Whether ultrasound attenuation measurements are influenced by the amount of liver fibrosis remains controversial. ATT has been reported to be unaffected by fibrosis or inflammation; nonetheless, analytical methods are considered inadequate [22]. In this study, a large number of cases were examined for interactions using multiple comparisons and multiple regression analysis, and iATT was not found to be influenced by the degree of fibrosis, similar to UGAP.
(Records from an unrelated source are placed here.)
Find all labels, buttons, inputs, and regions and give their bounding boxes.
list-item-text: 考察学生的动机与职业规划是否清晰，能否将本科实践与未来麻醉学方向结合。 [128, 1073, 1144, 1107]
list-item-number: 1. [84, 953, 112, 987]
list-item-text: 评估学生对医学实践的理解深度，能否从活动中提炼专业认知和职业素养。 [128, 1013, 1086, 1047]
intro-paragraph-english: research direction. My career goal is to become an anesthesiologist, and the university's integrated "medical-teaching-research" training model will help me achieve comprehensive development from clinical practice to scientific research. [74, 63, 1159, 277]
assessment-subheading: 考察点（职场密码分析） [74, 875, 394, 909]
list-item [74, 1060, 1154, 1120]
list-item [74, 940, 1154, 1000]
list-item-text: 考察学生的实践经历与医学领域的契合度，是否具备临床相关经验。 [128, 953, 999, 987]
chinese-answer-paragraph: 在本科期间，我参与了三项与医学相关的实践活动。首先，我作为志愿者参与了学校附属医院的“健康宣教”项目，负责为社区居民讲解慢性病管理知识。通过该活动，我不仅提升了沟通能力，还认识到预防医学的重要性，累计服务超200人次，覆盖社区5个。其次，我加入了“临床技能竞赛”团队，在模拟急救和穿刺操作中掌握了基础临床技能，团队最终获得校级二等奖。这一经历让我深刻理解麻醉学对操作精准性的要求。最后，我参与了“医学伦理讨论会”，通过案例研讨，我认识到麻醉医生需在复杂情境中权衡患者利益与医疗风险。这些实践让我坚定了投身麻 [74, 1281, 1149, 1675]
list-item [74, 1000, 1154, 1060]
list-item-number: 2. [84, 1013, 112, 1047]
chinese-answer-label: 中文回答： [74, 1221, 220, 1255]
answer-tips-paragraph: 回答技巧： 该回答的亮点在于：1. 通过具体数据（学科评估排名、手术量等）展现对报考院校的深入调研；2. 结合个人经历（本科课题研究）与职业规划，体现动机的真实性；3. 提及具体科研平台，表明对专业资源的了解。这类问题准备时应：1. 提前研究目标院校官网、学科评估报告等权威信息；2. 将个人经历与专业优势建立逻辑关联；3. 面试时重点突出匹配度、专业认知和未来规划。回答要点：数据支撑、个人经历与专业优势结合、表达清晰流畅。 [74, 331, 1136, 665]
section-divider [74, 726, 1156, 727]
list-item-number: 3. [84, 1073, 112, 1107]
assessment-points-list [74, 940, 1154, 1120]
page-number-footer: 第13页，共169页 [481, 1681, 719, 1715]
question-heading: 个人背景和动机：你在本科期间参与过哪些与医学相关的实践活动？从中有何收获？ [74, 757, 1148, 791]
The present study has some limitations. First, this study was conducted in Japan only. While racial groups are believed to exhibit no differences, an international collaborative study is required. Second, the cause of divergent cases might not have been adequately searched. Hence, we should continue to search for factors other than SCD, as almost all divergent cases do not have an SCD of 25 or higher. Third, as grade S increased, the cutoff value for iATT exhibited a stepwise increase, whereas the cutoff values for grades 2 and 3 displayed minimal differences. There are two possible reasons for this phenomenon: (i) as the degree of fat deposition increases, MRI-PDFF is not well correlated to histological steatosis grade, as compared to cases with lower fat deposition, making accurate validation more difficult in severe steatosis; and (ii) it is possible that reliance on ultrasound attenuation coefficients alone may have limitations in differentiating between grades 2 and 3. While the clinical significance of differentiating between grades 2 and 3 may be limited, if differentiation is deemed necessary, future efforts should focus on developing measurement techniques that incorporate additional ultrasound signals, such as the backscatter coefficient. Fourth, the median interval between the iATT and MRI-PDFF was slightly longer. However, we confirmed that between the two tests the participants’ weight change was not more than 5%; moreover, there was no change in their physical condition, no heavy alcohol consumption, and no history of drug treatment that might have improved their fatty liver. Ogawa et al.’s series showed no significant difference in the correlation of these parameters between iATT and MRI‐derived PDFF measurements at different intervals within 3 months [46]. In our study, the interval was no longer than 3 months.

In conclusion, iATT is highly compatible with PDFF and can be enforced as an alternative modality to PDFF. Any steatosis grade shows good diagnostic performance.